Fugir para Sobreviver: Entre o Medo e a Esperança
— Por favor, Agostinho, não faças isso outra vez! — supliquei, a voz embargada, enquanto ele atirava o prato contra a parede. O barulho ecoou pela casa, acordando os miúdos. O João, com apenas cinco anos, apareceu à porta da cozinha, olhos arregalados de medo. A Leonor, de três, choramingava no quarto. O relógio marcava quase duas da manhã e eu sabia que aquela noite não ia acabar bem.
A minha vida tinha-se tornado um pesadelo. O Agostinho não era sempre assim. Quando nos conhecemos, era carinhoso, trabalhador, fazia-me rir. Mas depois de perder o emprego na fábrica de calçado em São João da Madeira, tudo mudou. Começou a beber mais, a descarregar em mim as frustrações, a levantar a voz, depois a mão. No início tentei desculpar: “Está em baixo, vai passar.” Mas não passou. Só piorou.

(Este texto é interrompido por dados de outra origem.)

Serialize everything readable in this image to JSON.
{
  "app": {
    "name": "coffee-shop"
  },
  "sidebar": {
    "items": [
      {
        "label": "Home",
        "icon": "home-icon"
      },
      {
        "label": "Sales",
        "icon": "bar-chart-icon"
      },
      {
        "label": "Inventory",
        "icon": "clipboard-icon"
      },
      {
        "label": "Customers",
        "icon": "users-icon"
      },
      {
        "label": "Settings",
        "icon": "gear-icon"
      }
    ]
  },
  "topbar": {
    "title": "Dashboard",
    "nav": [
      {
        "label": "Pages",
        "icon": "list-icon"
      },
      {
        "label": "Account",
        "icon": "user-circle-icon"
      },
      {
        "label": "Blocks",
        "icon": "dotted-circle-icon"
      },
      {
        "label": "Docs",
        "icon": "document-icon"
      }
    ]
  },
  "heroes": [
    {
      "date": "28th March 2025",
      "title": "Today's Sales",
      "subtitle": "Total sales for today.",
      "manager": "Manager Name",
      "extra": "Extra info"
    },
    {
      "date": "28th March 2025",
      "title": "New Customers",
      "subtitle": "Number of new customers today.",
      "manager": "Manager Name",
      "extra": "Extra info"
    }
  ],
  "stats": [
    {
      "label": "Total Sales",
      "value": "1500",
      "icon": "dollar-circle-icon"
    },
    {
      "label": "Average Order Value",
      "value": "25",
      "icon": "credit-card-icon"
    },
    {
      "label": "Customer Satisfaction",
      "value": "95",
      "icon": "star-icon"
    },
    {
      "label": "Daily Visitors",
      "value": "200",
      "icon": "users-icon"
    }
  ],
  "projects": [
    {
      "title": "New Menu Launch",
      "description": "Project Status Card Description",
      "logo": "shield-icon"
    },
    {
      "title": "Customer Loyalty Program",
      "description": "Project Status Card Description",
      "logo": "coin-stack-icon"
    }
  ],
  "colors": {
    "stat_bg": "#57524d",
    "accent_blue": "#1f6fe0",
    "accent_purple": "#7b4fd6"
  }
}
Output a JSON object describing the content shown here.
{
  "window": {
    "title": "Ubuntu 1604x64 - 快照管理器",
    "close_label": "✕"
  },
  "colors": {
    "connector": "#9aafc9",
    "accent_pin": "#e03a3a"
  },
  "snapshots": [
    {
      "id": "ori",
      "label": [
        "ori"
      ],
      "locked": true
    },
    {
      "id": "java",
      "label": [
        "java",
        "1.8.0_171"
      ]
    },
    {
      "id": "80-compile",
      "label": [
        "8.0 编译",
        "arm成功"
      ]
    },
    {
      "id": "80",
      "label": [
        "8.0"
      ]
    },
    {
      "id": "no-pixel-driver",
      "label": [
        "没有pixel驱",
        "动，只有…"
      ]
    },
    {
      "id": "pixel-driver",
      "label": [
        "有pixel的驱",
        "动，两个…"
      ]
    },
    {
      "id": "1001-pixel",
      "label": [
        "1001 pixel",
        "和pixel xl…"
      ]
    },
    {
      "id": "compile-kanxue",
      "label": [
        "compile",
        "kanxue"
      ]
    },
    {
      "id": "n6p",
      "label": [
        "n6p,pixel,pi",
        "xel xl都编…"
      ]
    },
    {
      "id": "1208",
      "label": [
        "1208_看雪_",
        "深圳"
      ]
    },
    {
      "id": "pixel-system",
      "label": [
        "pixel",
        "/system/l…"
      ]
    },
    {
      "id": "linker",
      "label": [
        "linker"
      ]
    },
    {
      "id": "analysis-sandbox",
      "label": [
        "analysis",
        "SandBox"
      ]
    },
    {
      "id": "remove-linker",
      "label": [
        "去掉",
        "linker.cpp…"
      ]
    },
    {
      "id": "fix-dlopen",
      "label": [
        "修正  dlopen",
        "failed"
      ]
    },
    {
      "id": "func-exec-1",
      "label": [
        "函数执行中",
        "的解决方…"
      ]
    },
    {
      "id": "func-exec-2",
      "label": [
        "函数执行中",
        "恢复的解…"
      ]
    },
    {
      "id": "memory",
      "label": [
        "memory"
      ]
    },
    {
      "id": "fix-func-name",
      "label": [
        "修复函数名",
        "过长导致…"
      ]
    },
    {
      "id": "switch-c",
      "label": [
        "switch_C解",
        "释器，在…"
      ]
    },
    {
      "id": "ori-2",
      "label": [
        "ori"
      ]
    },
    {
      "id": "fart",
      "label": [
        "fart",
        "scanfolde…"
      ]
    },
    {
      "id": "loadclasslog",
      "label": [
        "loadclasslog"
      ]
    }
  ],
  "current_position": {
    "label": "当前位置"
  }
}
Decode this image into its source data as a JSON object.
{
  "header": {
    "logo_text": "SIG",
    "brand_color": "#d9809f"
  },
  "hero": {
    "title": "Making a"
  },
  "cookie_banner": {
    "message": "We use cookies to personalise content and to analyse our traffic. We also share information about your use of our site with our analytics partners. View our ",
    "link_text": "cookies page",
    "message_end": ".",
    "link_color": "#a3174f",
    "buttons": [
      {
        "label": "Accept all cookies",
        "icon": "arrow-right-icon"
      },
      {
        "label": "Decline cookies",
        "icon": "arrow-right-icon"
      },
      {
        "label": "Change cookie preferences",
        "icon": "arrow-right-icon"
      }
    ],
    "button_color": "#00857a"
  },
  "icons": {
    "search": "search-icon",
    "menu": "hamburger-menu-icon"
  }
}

Naquela noite, quando vi o olhar dele — aquele olhar vazio, frio — percebi que se ficasse mais um minuto ali, algo terrível podia acontecer. Esperei que ele adormecesse no sofá, com a garrafa de vinho meio vazia ao lado. Peguei nos miúdos, enfiei umas mudas de roupa numa mochila e saí de casa em silêncio. O coração batia tão forte que pensei que ele ia acordar só de o ouvir.
Chovia. As ruas de Aveiro estavam desertas. O João tremia de frio e medo; a Leonor soluçava baixinho. Liguei à Agneta — minha melhor amiga desde o liceu — única pessoa em quem confiava. Ela atendeu ao segundo toque.
— Marta? O que se passa? — perguntou logo, voz preocupada.
— Preciso de ti… Não posso explicar agora… Podes abrir-me a porta? — pedi, quase sem voz.
— Claro! Vem já! — respondeu ela sem hesitar.
Corri até ao prédio dela, com os miúdos pela mão. Subi as escadas a correr. Quando bati à porta, ouvi vozes baixas do outro lado. A porta abriu-se só uma fresta e vi o Paiva — marido dela — com cara fechada.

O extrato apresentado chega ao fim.